Background: Gestational diabetes mellitus (GDM) is a form of diabetes that develops during pregnancy. The incidence of GDM has been on the rise in tandem with the increasing prevalence of obesity worldwide. We focused on the study of what causes premature births and if there are methods to prevent these events that can result in long-term complications. Methods: This study was a prospective, non-interventional study that lasted for 4 years from December 2018 to December 2022. From the group of women enrolled in the study, we selected and analyzed the characteristics of women who gave birth prematurely. Additionally, we performed a systematic review examining the association between GDM and the frequency of adverse pregnancy outcomes.
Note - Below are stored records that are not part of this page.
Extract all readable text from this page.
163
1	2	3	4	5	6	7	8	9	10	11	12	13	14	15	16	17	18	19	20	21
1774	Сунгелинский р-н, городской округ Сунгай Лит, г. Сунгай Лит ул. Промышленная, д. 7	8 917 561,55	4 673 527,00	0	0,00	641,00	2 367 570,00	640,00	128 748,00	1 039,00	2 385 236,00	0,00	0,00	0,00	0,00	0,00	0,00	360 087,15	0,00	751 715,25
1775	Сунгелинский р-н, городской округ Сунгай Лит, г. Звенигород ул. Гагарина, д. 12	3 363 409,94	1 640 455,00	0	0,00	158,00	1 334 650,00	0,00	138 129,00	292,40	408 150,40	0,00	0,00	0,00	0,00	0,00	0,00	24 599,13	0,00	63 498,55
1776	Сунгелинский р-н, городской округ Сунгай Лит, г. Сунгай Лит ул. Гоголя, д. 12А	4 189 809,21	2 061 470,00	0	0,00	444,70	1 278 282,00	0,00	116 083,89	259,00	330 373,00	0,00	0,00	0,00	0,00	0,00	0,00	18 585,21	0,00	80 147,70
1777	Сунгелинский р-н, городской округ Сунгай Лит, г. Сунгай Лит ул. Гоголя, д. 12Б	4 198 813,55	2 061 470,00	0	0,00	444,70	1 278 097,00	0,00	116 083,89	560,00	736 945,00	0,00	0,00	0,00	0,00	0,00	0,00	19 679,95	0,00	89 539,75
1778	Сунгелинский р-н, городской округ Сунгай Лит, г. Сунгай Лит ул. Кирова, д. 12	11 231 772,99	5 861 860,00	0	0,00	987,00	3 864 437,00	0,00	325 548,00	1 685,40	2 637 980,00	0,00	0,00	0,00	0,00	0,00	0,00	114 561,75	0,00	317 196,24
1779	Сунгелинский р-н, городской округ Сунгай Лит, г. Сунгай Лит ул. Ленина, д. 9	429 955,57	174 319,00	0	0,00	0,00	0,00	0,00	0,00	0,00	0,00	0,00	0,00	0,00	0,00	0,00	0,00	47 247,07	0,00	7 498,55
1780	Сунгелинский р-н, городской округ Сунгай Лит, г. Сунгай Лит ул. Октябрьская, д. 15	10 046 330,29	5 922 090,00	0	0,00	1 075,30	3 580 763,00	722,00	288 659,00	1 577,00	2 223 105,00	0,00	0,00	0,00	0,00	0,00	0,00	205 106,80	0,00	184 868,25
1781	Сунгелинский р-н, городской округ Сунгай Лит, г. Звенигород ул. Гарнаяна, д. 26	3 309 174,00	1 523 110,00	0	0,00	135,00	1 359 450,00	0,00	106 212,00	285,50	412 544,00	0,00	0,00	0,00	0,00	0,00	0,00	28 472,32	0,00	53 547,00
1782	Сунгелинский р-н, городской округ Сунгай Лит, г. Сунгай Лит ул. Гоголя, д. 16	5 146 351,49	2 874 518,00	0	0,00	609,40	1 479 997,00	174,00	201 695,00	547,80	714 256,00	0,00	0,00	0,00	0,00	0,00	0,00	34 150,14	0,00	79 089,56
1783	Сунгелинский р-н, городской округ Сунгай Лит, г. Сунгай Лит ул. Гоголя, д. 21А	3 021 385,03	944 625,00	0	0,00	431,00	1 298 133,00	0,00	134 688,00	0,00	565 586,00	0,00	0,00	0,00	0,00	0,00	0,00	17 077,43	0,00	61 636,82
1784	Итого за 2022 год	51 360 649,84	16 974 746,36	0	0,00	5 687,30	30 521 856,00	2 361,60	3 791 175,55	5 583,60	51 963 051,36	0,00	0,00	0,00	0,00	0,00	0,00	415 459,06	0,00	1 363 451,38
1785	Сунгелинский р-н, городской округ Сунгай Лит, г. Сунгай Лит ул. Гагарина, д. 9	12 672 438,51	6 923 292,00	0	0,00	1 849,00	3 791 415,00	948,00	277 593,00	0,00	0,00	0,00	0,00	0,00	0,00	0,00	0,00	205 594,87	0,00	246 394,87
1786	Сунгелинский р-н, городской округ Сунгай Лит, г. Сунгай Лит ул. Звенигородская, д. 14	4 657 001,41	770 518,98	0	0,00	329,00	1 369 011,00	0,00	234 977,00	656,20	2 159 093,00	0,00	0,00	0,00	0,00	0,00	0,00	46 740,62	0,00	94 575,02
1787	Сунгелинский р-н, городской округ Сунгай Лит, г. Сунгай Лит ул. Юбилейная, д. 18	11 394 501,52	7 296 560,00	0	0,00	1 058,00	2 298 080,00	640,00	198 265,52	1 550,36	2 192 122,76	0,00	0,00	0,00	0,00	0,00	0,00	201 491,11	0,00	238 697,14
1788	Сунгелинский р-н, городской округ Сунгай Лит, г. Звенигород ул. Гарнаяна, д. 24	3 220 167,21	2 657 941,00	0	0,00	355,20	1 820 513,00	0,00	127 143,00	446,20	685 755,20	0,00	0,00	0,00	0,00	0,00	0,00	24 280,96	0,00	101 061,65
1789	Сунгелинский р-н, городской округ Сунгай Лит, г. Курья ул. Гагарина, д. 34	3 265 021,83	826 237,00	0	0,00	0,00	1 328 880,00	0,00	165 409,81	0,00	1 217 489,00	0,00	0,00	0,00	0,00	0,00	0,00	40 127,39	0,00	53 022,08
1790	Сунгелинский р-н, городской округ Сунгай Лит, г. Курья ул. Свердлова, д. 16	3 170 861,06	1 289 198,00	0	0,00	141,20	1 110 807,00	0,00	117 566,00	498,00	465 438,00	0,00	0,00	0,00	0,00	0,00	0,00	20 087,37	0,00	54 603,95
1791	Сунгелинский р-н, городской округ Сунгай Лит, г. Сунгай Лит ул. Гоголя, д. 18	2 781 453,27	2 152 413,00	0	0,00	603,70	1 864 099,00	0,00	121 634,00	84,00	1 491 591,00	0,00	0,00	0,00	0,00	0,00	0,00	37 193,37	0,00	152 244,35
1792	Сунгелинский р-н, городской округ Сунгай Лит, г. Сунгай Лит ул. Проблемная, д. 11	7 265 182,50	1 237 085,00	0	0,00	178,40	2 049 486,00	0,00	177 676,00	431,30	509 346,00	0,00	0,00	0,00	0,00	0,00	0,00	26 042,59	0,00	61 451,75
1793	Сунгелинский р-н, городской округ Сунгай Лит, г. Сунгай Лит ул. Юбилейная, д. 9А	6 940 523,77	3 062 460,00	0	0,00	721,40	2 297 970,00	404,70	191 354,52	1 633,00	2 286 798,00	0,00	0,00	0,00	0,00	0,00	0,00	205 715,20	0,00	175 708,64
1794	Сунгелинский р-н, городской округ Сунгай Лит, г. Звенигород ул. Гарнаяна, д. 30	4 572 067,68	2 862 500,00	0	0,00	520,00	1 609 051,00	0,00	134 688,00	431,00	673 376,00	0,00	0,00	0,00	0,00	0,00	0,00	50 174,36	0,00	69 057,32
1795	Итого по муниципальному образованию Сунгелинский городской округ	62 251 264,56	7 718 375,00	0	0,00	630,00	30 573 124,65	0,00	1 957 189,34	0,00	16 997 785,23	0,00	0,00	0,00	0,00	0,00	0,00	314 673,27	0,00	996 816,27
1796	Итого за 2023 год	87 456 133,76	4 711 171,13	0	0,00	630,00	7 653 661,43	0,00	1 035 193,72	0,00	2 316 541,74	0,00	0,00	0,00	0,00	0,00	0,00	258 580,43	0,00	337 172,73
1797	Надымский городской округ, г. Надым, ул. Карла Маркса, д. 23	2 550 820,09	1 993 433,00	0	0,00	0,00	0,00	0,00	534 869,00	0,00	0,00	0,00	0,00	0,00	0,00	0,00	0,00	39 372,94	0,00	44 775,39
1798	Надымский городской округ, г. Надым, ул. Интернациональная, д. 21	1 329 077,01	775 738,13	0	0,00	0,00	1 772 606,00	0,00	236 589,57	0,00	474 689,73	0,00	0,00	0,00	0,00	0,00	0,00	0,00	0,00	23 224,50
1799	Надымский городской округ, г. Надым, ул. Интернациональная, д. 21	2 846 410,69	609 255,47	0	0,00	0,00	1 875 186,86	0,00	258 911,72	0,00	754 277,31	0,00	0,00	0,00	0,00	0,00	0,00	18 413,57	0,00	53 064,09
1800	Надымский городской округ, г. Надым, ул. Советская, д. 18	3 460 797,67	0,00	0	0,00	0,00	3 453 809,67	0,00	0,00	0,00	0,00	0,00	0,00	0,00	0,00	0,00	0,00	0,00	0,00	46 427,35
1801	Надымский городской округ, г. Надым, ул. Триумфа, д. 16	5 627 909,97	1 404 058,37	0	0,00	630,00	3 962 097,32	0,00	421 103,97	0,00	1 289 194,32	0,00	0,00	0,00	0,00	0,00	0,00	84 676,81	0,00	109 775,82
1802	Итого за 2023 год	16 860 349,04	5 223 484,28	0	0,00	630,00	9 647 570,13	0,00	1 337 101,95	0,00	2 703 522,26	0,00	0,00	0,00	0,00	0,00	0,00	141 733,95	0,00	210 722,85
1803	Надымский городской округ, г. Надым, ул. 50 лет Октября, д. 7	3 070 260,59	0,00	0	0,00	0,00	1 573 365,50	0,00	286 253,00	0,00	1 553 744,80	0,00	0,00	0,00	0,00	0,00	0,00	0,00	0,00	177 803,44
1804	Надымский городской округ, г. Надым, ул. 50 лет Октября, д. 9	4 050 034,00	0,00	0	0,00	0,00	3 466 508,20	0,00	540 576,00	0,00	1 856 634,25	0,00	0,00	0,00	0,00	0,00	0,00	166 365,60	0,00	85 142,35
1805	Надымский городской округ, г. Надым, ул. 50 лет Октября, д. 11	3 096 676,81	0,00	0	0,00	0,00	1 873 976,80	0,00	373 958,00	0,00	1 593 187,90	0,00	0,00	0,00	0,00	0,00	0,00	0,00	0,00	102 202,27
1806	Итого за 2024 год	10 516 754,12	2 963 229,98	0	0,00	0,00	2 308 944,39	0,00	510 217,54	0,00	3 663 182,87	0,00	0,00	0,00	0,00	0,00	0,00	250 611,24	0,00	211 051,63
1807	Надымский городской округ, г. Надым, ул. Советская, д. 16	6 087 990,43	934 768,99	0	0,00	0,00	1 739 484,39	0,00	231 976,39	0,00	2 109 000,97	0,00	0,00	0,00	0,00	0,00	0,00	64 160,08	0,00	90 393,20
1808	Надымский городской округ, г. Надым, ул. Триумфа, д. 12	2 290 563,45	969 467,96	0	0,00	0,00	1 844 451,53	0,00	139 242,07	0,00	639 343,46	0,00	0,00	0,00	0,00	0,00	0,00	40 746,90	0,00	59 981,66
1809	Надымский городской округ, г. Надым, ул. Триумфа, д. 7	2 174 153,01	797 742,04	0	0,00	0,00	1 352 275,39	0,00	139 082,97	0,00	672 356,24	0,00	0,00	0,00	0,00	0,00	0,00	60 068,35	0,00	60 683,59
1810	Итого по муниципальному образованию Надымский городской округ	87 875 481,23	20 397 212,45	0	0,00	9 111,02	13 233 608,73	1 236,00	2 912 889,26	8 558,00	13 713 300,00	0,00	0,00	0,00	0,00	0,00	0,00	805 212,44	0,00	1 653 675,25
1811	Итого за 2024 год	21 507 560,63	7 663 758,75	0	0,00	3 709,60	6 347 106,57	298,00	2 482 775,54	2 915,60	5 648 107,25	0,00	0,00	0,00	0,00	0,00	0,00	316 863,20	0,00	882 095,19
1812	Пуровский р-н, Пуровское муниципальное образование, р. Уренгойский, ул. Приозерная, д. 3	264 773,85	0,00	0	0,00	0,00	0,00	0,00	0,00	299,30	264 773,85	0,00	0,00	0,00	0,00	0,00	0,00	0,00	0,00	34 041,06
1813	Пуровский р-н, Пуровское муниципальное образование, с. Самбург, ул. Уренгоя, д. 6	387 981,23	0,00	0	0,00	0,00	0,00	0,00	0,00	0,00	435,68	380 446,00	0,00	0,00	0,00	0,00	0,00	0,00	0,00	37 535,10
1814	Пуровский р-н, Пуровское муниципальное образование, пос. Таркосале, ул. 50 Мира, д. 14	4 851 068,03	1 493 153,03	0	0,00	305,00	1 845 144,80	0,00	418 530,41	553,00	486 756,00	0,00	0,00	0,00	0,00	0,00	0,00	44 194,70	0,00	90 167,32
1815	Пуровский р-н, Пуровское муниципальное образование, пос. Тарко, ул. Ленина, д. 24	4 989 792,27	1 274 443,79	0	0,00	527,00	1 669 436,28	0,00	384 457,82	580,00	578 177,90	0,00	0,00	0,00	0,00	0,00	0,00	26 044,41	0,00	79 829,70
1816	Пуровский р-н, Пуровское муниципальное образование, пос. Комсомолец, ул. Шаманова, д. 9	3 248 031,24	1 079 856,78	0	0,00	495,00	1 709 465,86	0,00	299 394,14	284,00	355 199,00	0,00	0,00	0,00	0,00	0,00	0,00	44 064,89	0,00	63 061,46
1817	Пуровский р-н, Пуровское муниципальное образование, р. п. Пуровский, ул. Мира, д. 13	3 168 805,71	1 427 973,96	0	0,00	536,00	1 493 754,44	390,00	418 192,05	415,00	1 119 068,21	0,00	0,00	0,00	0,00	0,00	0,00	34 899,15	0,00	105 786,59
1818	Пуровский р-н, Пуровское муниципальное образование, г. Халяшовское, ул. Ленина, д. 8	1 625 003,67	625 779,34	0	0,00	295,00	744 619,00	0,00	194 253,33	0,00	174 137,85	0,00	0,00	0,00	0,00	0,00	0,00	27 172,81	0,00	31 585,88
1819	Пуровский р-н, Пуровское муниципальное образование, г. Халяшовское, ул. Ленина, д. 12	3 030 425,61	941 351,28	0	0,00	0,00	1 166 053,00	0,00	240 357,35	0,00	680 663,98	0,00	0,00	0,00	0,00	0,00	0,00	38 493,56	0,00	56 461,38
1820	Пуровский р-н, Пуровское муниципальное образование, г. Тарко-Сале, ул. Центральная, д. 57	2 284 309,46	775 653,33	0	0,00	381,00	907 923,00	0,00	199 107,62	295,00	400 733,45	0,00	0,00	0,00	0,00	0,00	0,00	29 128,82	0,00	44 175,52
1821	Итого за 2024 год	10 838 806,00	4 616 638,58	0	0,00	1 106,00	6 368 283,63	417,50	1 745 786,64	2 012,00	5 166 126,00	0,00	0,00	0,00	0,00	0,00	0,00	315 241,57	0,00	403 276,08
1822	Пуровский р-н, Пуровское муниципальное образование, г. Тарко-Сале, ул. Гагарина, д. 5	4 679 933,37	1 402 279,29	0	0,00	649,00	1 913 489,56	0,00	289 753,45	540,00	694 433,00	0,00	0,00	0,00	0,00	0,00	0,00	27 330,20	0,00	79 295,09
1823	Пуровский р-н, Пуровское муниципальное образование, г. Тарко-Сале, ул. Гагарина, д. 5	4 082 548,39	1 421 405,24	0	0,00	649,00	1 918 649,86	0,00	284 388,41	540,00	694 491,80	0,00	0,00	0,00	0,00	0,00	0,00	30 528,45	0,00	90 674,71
Results: In total, 78% underwent an emergency caesarean and had polyhydramnios. The results indicate that women who had a preterm delivery had a significantly higher maternal age compared to those who had a term delivery (p < 0.001). Conversely, there was no significant difference in preconception BMI between the two groups (p = 0.12). Conclusions: In terms of the understanding of GDM and preterm birth, several gaps in our knowledge remain. The association between GDM and preterm birth is likely multifactorial, involving various maternal factors.